Se descobrir como você funciona, você saberá como o mundo funciona, como o outro funciona. Mas o seu problema não é o outro, não é o mundo; o seu problema é a ilusão acerca de quem você é. Aquele que permanece ignorante acerca de si mesmo e está disposto a continuar vivendo dessa mesma maneira jamais conhecerá a Liberdade. A Real Liberdade é possível quando há Compreensão, e a Compreensão está presente quando a ignorância se vai, e isso é resultado da autoinvestigação. Sem autoinvestigação, sem essa auto-observação, você permanece na ilusão sobre si mesmo, e isso representa não Liberdade.
Não é possível Felicidade sem Liberdade, não é possível Paz sem Liberdade. Eu falo da Liberdade acerca de quem Você é, não uso essa palavra no sentido de uma ação, de um resultado, de uma escolha, de um desejo, de uma vontade. Eu não coloco essa palavra no sentido de liberdade econômica, política ou religiosa, mas apenas Liberdade, no sentido de verdadeiramente ser O que você nasceu para ser, ser Aquilo que você verdadeiramente é.
Então, essa auto-observação do que anda acontecendo aí, sempre através dessa pergunta “quem sou eu?”, pode soar estranho, porque, a princípio, você faria uma pergunta dessa na intenção de mudar o mundo – “Eu quero descobrir quem eu sou porque, assim, eu posso mudar o mundo”, e uma vez que você tenha ciência da Verdade sobre Si mesmo, você descobre que não tem nenhum mundo lá fora para ser mudado ou transformado para que essa Paz e essa Liberdade se estabeleçam.
Assim, aquele que permanece na ignorância e se mantém disposto a continuar assim jamais saberá o que é Liberdade, e pior: ele não se sentirá ignorante, mas livre para fazer as suas escolhas, e ainda vai chamar isso de liberdade.
Existem pensamentos dentro da sua cabeça que acreditam no que querem acreditar, e você acredita que esses pensamentos são seus. Então, no fundo você pensa que pensa e que essas crenças são suas escolhas – é isso que eu tenho chamado de ignorância. As pessoas se veem fazendo escolhas, todas elas baseadas em pensamentos, os quais elas, no fundo, acreditam ser delas e que estão acontecendo na liberdade que elas acreditam ter: aí está a zona do crime, o lugar da confusão. Você não vê isso porque não observa, não investiga.

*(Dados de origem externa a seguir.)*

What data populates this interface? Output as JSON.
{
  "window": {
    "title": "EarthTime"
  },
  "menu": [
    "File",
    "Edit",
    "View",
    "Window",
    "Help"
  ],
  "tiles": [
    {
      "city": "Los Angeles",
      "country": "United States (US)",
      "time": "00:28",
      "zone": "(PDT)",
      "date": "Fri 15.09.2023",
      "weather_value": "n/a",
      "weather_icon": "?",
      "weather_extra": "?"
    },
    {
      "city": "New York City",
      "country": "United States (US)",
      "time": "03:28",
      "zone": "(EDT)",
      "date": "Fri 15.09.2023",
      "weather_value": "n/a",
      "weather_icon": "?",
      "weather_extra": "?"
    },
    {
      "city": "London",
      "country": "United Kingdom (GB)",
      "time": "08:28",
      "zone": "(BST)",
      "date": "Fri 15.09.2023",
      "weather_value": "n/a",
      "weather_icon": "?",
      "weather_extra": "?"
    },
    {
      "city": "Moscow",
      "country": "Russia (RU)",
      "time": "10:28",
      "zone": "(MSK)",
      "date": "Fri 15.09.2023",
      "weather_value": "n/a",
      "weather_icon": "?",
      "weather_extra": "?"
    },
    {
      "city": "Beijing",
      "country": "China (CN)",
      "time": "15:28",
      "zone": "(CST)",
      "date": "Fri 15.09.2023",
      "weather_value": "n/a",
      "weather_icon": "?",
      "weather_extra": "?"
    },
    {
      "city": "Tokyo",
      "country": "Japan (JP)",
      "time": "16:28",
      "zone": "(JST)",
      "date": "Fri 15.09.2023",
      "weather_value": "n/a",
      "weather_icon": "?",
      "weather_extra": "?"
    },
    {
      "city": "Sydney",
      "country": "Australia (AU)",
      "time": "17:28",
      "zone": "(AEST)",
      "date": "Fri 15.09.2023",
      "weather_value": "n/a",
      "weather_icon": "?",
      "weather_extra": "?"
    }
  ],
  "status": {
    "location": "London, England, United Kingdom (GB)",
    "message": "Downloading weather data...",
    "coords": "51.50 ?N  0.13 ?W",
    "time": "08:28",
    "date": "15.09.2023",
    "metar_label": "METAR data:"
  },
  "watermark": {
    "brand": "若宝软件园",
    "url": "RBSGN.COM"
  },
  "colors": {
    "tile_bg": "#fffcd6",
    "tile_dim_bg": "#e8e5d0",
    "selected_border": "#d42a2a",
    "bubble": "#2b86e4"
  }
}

Nosso trabalho, aqui, é investigarmos isso juntos. Na verdade, aqui eu faço uma abordagem geral sobre isso, mas você precisa começar a trabalhar em si mesmo. Ninguém fará isso em seu lugar, ninguém será o investigador, ninguém tem acesso à sua casa, à zona do crime, ao espaço onde toda a confusão acontece, só você.
Isso é bem interessante, porque nada nem ninguém, coisa alguma, pode ser a real causa da confusão dentro da sua casa. Então aquele que está interessado em viver em paz, sem confusão, com uma “casa em ordem”, precisa ir além da ignorância sobre si mesmo, precisa saber o que se passa dentro, observar isso de perto.
Olhe para as pessoas à sua volta: elas não são diferentes de você! Veja o apego delas às suas crenças. Aquilo que elas chamam de amor são fixações a antigos modelos de crenças. Elas estão apegadas, desejosas, ansiosas, segurando isso. Elas chamam isso de amor e não tentam fazer nada a respeito disso, porque não percebem a confusão em que se encontram. Elas não têm a mínima ideia de quem é o autor de toda essa confusão. Elas estão olhando, como eu disse agora há pouco, para a rua e a confusão está dentro de casa. Elas nunca perguntam “quem sou eu?”.